Visa, MasterCard and Discover Card generally guarantee that merchants will be paid the first $75 of a pay-at-the-pump transaction. American Express determines its limits based on the contractual relationship with the companies. But beyond those levels, gas stations are more likely to foot the bill in what are called charge backs if a transaction is bad.
Gas station owners and managers say they are already hard-pressed to hand more money back to credit card issuers. The high price of gasoline has left many stations in a financial fix. They've squeezed their average markup to remain competitive and the interchange fees they pay to credit card issuers, which rise with the sale price, are up.
The average station makes a profit of $60 at the pump per day, says Jeff Lenard, a spokesman for the National Association of Convenience Stores. "It's not uncommon to lose money selling gas. So the idea of losing $20 or $50 [in charge backs] is too much."
Visa recently amended its rules to make it less risky for stations to increase the limit on pay-at-the-pump sales. Until April 2007, merchants could be charged the entire amount of any bad purchase over $50. That month, Visa changed its rules so that merchants were liable only for the amount of the purchase that exceeded $50. In April of this year, Visa increased the limit to $75.
Discover has also increased its limit to $75 from $50. MasterCard has had a $75 limit for several years.
Stations "are faced with two bad options -- allow the pump to go beyond $75 and risk not getting paid . . . or take a customer from frustrated [with gas prices] to outright anger," Lenard said.
Even when station owners want to take on more risk, limits are generally set by the oil companies rather than by the stations themselves. Sunoco limits the transactions to $75 if customers are using Visa or MasterCard.
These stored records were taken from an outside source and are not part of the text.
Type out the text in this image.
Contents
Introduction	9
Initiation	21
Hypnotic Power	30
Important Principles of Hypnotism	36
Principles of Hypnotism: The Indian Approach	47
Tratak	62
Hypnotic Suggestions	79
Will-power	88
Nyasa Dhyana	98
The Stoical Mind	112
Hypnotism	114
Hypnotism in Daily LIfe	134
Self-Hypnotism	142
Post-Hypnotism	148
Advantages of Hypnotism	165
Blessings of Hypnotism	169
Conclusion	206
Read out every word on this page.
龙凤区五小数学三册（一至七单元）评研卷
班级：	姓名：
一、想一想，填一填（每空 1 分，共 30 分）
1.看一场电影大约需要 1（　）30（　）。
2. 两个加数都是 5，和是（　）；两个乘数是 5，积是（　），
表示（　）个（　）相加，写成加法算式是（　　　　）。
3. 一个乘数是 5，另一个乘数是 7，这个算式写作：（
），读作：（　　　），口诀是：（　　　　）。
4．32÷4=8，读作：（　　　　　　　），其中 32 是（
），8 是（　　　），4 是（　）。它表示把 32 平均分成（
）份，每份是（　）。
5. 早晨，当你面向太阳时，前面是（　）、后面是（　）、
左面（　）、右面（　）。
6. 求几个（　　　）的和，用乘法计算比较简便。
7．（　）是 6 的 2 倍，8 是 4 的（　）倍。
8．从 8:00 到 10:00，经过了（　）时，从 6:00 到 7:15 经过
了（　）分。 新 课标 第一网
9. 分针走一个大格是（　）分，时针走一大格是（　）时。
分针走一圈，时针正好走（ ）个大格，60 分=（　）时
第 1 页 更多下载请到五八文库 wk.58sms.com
Chevron and Exxon Mobil's limits are either $75 or $100, depending on the credit card used. East of the Rocky Mountains, BP sets a pay-at-the-pump limit of $100, although a spokesman said some stations may choose to set higher limits.
In response to complaints over the payment restrictions, a few individually owned stations have increased their limits.
Gezahegne Daba, manager of a Hess station on the corner of New York and Montana avenues in Northeast Washington, said his station recently raised the pay-at-the-pump limit to $100 after a rash of consumer complaints.
Across the street, Thomas Goode paid an additional 2 cents per gallon to fill up the Chevy Astro van he used for work at a Shell station. A few months earlier, he had been using the Hess station, but it would cut him off at $50. After stopping at Shell one day, he discovered the station had a higher limit for his corporate card. "After I pumped the gas and I found out there wasn't a $50 limit on it, I just kept" going there, he said.
A Gaithersburg Liberty station recently negotiated to increase its limits to $75 from $50, though some cards still cut off at $50. The station also offers customers a 5-cent per gallon discount if they pay cash.
Many customers are taking the deal.
"I used to fill up with a credit card, but now I fill up with cash because it's cheaper," said Kevork Araklian, who said he expected his weekly gas bill for his 1998 Chevrolet Tahoe to reach $220 this week. He doesn't mind paying inside. "It just takes two seconds," he said.
A handful of area stations are avoiding the problem of interchange fees and charge backs altogether by accepting only cash. Filling up at a cash-only Freestate station in Rockville, Ann Seltz says she used to find paying with cash irritating until the fuel bill for her Audi A4, which should take only premium gasoline, got so expensive. "Now I go wherever's cheapest," she said.